Миша туманно осмотрел её очерченную умирающими клетками-делениями солнца фигуру, венком прозрачным расцвётшие кругом головы в карамеле и патоке облака-барашки, потом ладонь, расправленную ему навстречу, и выдавил улыбку, в сотый раз честно стараясь сделать её мило-приятной и честно проваливая миссию, сунул дрожащие уголки губ в глотку, – но за руку не схватился и поднялся сам. Уэйн тут же спрятала запястья в карманы. С отлитой киноварью горки за темечком её во все существующие и нет стороны по разметке били голубые глыбы замороженного воздуха. Миша оставил сигарету втоптанной в песочницу: будет чуть-чуть досадно, если дети отыщут её, как и десятки скелетных окурков до.
Успевшие разложиться гниловатые кустарники вверх по улице своими листами, наполовину поеденными насекомыми, золотились-мерещились в дынном свечении смертоносными колючками, к ним канатом пролегала дорожка из щербатых полосочек, будто вафель, и приходилось без конца моргать. Пока они сквозь густой мрак и синеватость уже остывшего от раздражённого непривычного пекла квартала молча шли до дома, через заросли елей, их ветвистые созвездия-грозди, он чувствовал, как его пронзительно сверлят взглядом, почти как сканируют сверху вниз: острая траектория кусала за подбородок, огибала выгиб кадыка, помеченный чокером из серебристых сердечек – замирала где-то в ключичной ямке под расстёгнутыми от градуса в артериях пуговицами на вороте.
Финиш летней сессии, разбавленный августовской ремиссией, лишил свежей крови всё его тело, нечто тяжёлое было в холодном июне с лазурно-небесными сугробами-ветрами, бирюзою блестели мониторы с оценками, строгой слоновою костью – разбитые костяшки рук, пальцы, побелевшие от антидепрессантов; из-за учёбы совсем не оставалось времени, сил и средств на психотерапию, зато сигареты, даже самые дешёвые из минимаркета за углом университета, отлично справлялись с тревогой, накатывающей на щитовидный хрящ с тою же энергией, с какой полуночные приливы бросались на скалистые рваные берега. Неудивительно, что пропагандирующие здоровый образ жизни члены стаи подобного не одобряли, хотя в этом усматривалось нечто лицемерное. От Уэйн, от ворота её ветровки, накинутой – Миша не был уверен, но рассмотрел, приглядевшись, колко блеснувшее в туманомгле лезвие бледной ключицы, – на одну майку пахло фиалковым сиропом.

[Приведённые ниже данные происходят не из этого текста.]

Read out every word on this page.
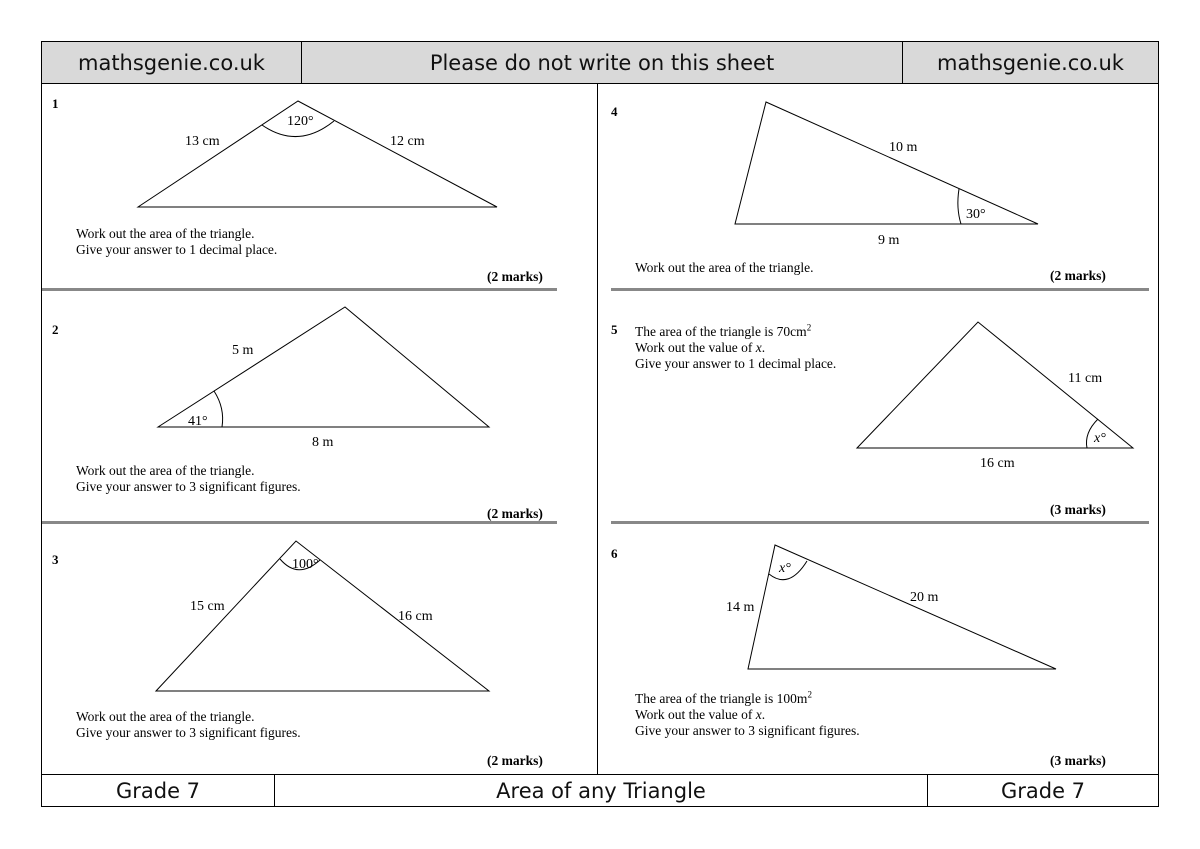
mathsgenie.co.uk	Please do not write on this sheet	mathsgenie.co.uk
Grade 7	Area of any Triangle	Grade 7
13 cm	12 cm
120°
5 m
8 m
41°
15 cm
16 cm
100°
10 m
9 m
30°
11 cm
16 cm
x°
14 m
20 m
x°
1
Work out the area of the triangle.
Give your answer to 1 decimal place.
(2 marks)
2
Work out the area of the triangle.
Give your answer to 3 significant figures.
(2 marks)
3
Work out the area of the triangle.
Give your answer to 3 significant figures.
(2 marks)
4
Work out the area of the triangle.
(2 marks)
5 The area of the triangle is $70cm^2$
Work out the value of x.
Give your answer to 1 decimal place.
(3 marks)
6
The area of the triangle is $100m^2$
Work out the value of x.
Give your answer to 3 significant figures.
(3 marks)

Осень в Анкоридже с юношества напоминала мрачноватый сериал с Нетфликса или вечернюю дораму с tvN, по обрывкам зафиксированные на камеры-мыльницы, дрожавшие в руках выгоревших операторов, как самокрутки у него в пальцах; всегда по-подростковому воинственная, пахнущая шампунем с заснеженными лесными скалами и замораживающая: импульсивное сумасшествие зубных каучуковых ниточек в облаках заводили в глубокую память, в которой на одном из изломов сезона Миша душил себя верёвкою под этим венозным маревом, но теперь, почему-то, не осталось ни верёвки, ни марева, палеткой бликов замаравшего проходные дворики, ни его, а от липучих захлёбывающихся небес, в которых временами тонул по пояс, сейчас приходилось задирать подбородок. На окраинах веяло черешней, древесиной, планетами, в осиновых зарослях Нортвуда, в набросившемся на краевые семафоры сцеплении вычурных глазниц даунтауна, в придворье пеноблочного дома со жгуче-белыми стенками и одним на фильтрационный микрорайон дохлым-тухлым бассейном семьи Джеймс тянуло ромашками и гелевыми ручками – любимым сочетанием их компании и даже немного – их духами. Все дни рождения, как и окончания пересдач, полагалось отмечать здесь, это было – (Лилит в шутку называли их «кочевыми демонами», которым фактически негде собраться для дебошей) – общее негласное правило. Вторым правилом был отказ от любого пластика, потому что Ева агитировала за экологию; пришедших с полиэтиленовыми пакетами не пускали за порог. Ещё они всем клубом, также известным, как ⅞ стаи, агитировали за ответственное потребление, феминизм и профеминизм, иногда контрреволюцию, особенно те из них, кто ничего не смыслил в политике. Лилит любили повторять, что это потому, что если долго ходить по парикмахерской, то «в конце концов тебя подстригут».